Closed ChristianRiesen closed 9 years ago
Because it's better to be explicit. Then, right now, you have full control on when the flush is done. But you can still create an object that do that for you ;)
The question is more then, what is the use case to actually collect data and then NOT flush? Sure, you can do it explicitly, but it should be so there is virtually no overhead on flushing if there is nothing to flush.
For example, if you use symfony2, all destructors will be called after the $response->send()
. As you can see we call fastcgi_finish_request
and so it becomes hard to debug your metric if something goes wrong.
Of course, we can still register a shutdown function that just call flush()
. Like that, the end user could still be explicit.
So right now, I'm not :-1: nor :+1: for this issue.
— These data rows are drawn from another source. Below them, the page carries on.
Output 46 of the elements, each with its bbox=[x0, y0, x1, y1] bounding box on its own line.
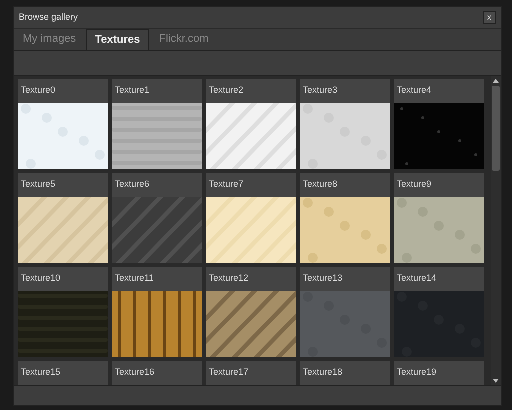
texture-name: Texture3 bbox=[303, 84, 338, 98]
texture-tile[interactable]: Texture6 bbox=[112, 173, 202, 263]
texture-tile[interactable]: Texture10 bbox=[18, 267, 108, 357]
texture-tile[interactable]: Texture19 bbox=[394, 361, 484, 385]
texture-name: Texture16 bbox=[115, 366, 155, 380]
texture-tile[interactable]: Texture13 bbox=[300, 267, 390, 357]
texture-tile[interactable]: Texture12 bbox=[206, 267, 296, 357]
texture-tile[interactable]: Texture1 bbox=[112, 79, 202, 169]
scroll-thumb[interactable] bbox=[492, 86, 500, 171]
texture-tile[interactable]: Texture14 bbox=[394, 267, 484, 357]
texture-tile[interactable]: Texture2 bbox=[206, 79, 296, 169]
texture-tile[interactable]: Texture5 bbox=[18, 173, 108, 263]
texture-name: Texture1 bbox=[115, 84, 150, 98]
texture-tile[interactable]: Texture11 bbox=[112, 267, 202, 357]
texture-tile[interactable]: Texture3 bbox=[300, 79, 390, 169]
tab[interactable]: Textures bbox=[86, 29, 150, 50]
texture-name: Texture13 bbox=[303, 272, 343, 286]
texture-tile[interactable]: Texture16 bbox=[112, 361, 202, 385]
texture-name: Texture0 bbox=[21, 84, 56, 98]
texture-name: Texture9 bbox=[397, 178, 432, 192]
texture-tile[interactable]: Texture8 bbox=[300, 173, 390, 263]
texture-name: Texture18 bbox=[303, 366, 343, 380]
texture-tile[interactable]: Texture0 bbox=[18, 79, 108, 169]
texture-tile[interactable]: Texture9 bbox=[394, 173, 484, 263]
texture-name: Texture17 bbox=[209, 366, 249, 380]
texture-name: Texture19 bbox=[397, 366, 437, 380]
texture-tile[interactable]: Texture7 bbox=[206, 173, 296, 263]
texture-tile[interactable]: Texture18 bbox=[300, 361, 390, 385]
scroll-up-icon[interactable] bbox=[493, 78, 499, 84]
texture-name: Texture5 bbox=[21, 178, 56, 192]
texture-name: Texture15 bbox=[21, 366, 61, 380]
texture-tile[interactable]: Texture17 bbox=[206, 361, 296, 385]
texture-tile[interactable]: Texture15 bbox=[18, 361, 108, 385]
texture-name: Texture11 bbox=[115, 272, 154, 286]
scrollbar[interactable] bbox=[491, 76, 501, 386]
texture-name: Texture4 bbox=[397, 84, 432, 98]
texture-name: Texture12 bbox=[209, 272, 249, 286]
texture-name: Texture7 bbox=[209, 178, 244, 192]
texture-name: Texture8 bbox=[303, 178, 338, 192]
texture-name: Texture6 bbox=[115, 178, 150, 192]
close-button[interactable]: x bbox=[483, 11, 496, 24]
texture-name: Texture10 bbox=[21, 272, 61, 286]
texture-name: Texture2 bbox=[209, 84, 244, 98]
window-title: Browse gallery bbox=[19, 10, 78, 24]
texture-name: Texture14 bbox=[397, 272, 437, 286]
texture-tile[interactable]: Texture4 bbox=[394, 79, 484, 169]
Can we stay with this issue open for few days, in order to get more feedback ?
If something goes horribly wrong at that stage, using metrics inside symfony is probably not the place that will reliably inform you about it either.
@nicolas-grekas: Do you have a thought on this one ?
To me, magic is always a bad idea, and destructors are magic in PHP, so I'd say it's better not having auto-flush here (although that does not prevent anyone adding a wrapper that adds exactly this magic).
I agree with @nicolas-grekas
I was just looking at the library and it struck me odd why there is no destructor defined that would flush. Is that on purpose and if so whats the rationale behind it? If there is nothing against it I'd gladly add it in.